Erkki Ruoslahti, a distinguished professor at UCSB’s Burnham Institute for Medical Research, has been awarded a $2.8 million grant from the Dept. of Defense to research the use of nanoparticles for targeted drug delivery in the fight against breast cancer.

Ruoslahti received the grant as part of a collaboration with UCSD professor and Nobel Laureate Roger Tsien and Shiladitya Sengupta from Brigham and Women’s Hospital in Boston. Their teams have been working together to develop improved detection and treatment methods for breast cancer.

Ruoslahti’s section of the project involves producing homing peptides that can be attached to drug-delivering nanoparticles, allowing the compounds to penetrate assigned cells while ignoring surrounding tissue.

“Dr. Tsien and I are developing targeting agents — probes that can direct the nanoparticles to the desired target,” Ruoslahti said. “The targeting makes more drug go into cancer tissue, [so] then less of the drug shows up in regular tissues, [so we can] preferentially direct the drug into the tumor.”

In a press release, Ruoslahti said the traditional methods for treating breast cancer — surgery and chemotherapy — have been known to cause complications from invasive procedures and drug side-effects, but he believes that nanotechnology-based methods can provide solutions for these problems.

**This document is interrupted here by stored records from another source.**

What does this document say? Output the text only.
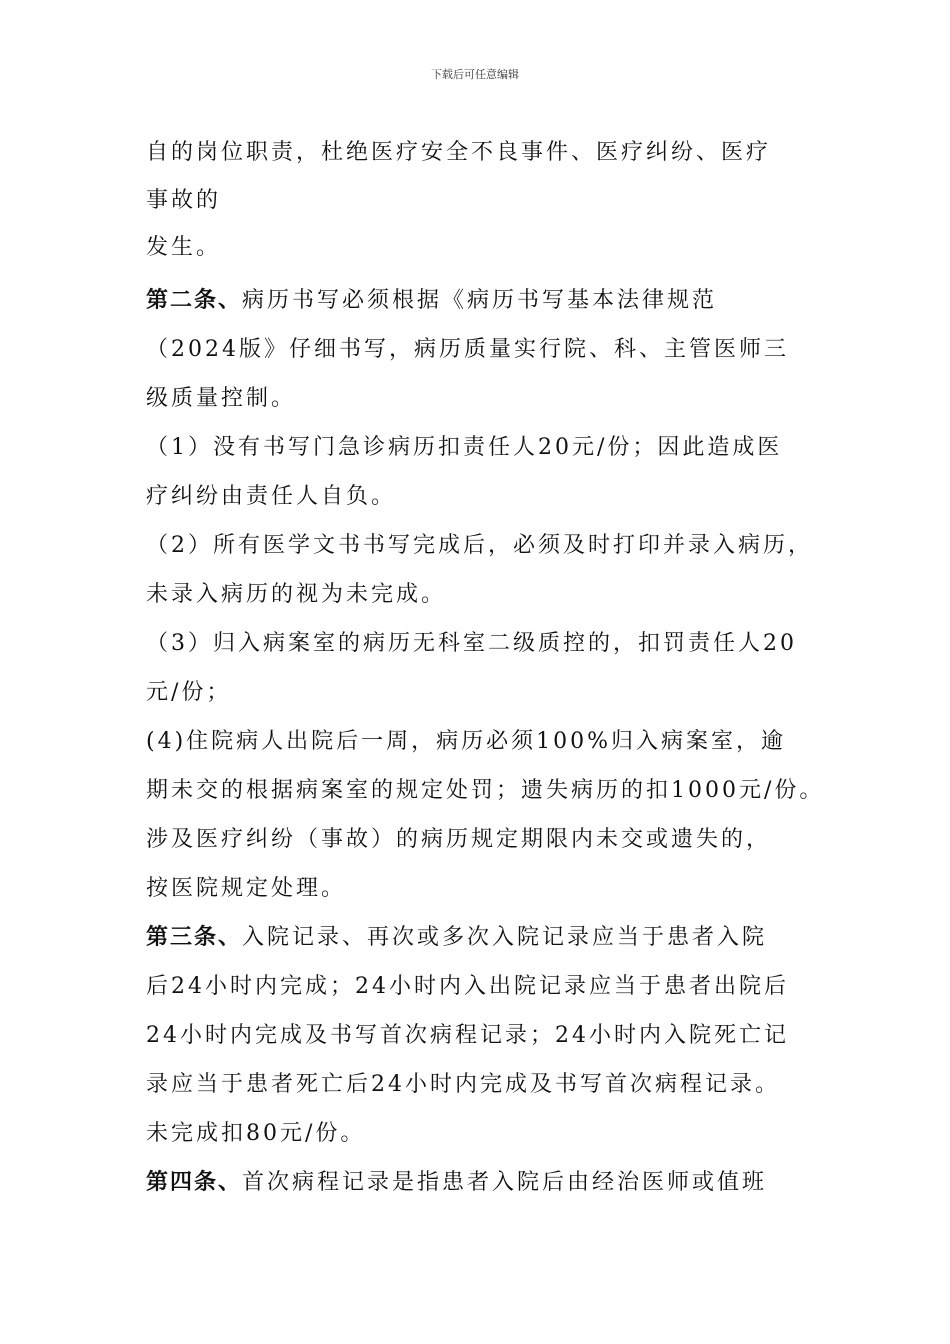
下载后可任意编辑
自的岗位职责，杜绝医疗安全不良事件、医疗纠纷、医疗
事故的
发生。
第二条、病历书写必须根据《病历书写基本法律规范
（2024版》仔细书写，病历质量实行院、科、主管医师三
级质量控制。
（1）没有书写门急诊病历扣责任人20元/份；因此造成医
疗纠纷由责任人自负。
（2）所有医学文书书写完成后，必须及时打印并录入病历，
未录入病历的视为未完成。
（3）归入病案室的病历无科室二级质控的，扣罚责任人20
元/份；
(4)住院病人出院后一周，病历必须100%归入病案室，逾
期未交的根据病案室的规定处罚；遗失病历的扣1000元/份。
涉及医疗纠纷（事故）的病历规定期限内未交或遗失的，
按医院规定处理。
第三条、入院记录、再次或多次入院记录应当于患者入院
后24小时内完成；24小时内入出院记录应当于患者出院后
24小时内完成及书写首次病程记录；24小时内入院死亡记
录应当于患者死亡后24小时内完成及书写首次病程记录。
未完成扣80元/份。
第四条、首次病程记录是指患者入院后由经治医师或值班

According to Ruoslahti, the selective targeting boosts the drug’s efficacy and reduces side effects.

“Targeting can concentrate the therapeutic agent in the tumor, improving the efficacy of the treatment and reducing damage to healthy tissues,” Ruoslahti said in a press release.

Ruoslathi said it will be a long time before the targeting system is ready for human use, but a few nanoparticle-based drug delivery systems have been used in clinics.

“It has been noted that there are already, in the clinic, nanoparticle drugs that work,” Ruoslahti said. “There is a nanoparticle that delivers Taxol better than the regular drug. … Now what we can do [in the future] is put a homing device on already-approved drugs to make them better.”

Ruoslahti’s team is currently working on a contrast agent using the nanoparticle technology that can give doctors a clearer, more precise image of suspicious lesions, allowing them to not only detect tumors, but also receive molecular information on their development.

In August, Ruoslahti, along with fellow Burnham Institute researchers Tambet Teesalu, Kazuki N. Sugahara and Venkata Ramana Kotamraju, published a paper in the journal Proceedings of the National Academy of Sciences on a cell entry system they discovered nicknamed “CendR” (pronounced sender), which can provide scientists with a controllable entryway into cells.

In the future, Ruoslahti’s team hopes to utilize the CendR research to produce targeting peptides for cancer cells as well as develop inhibitors to block viruses from entering healthy cells.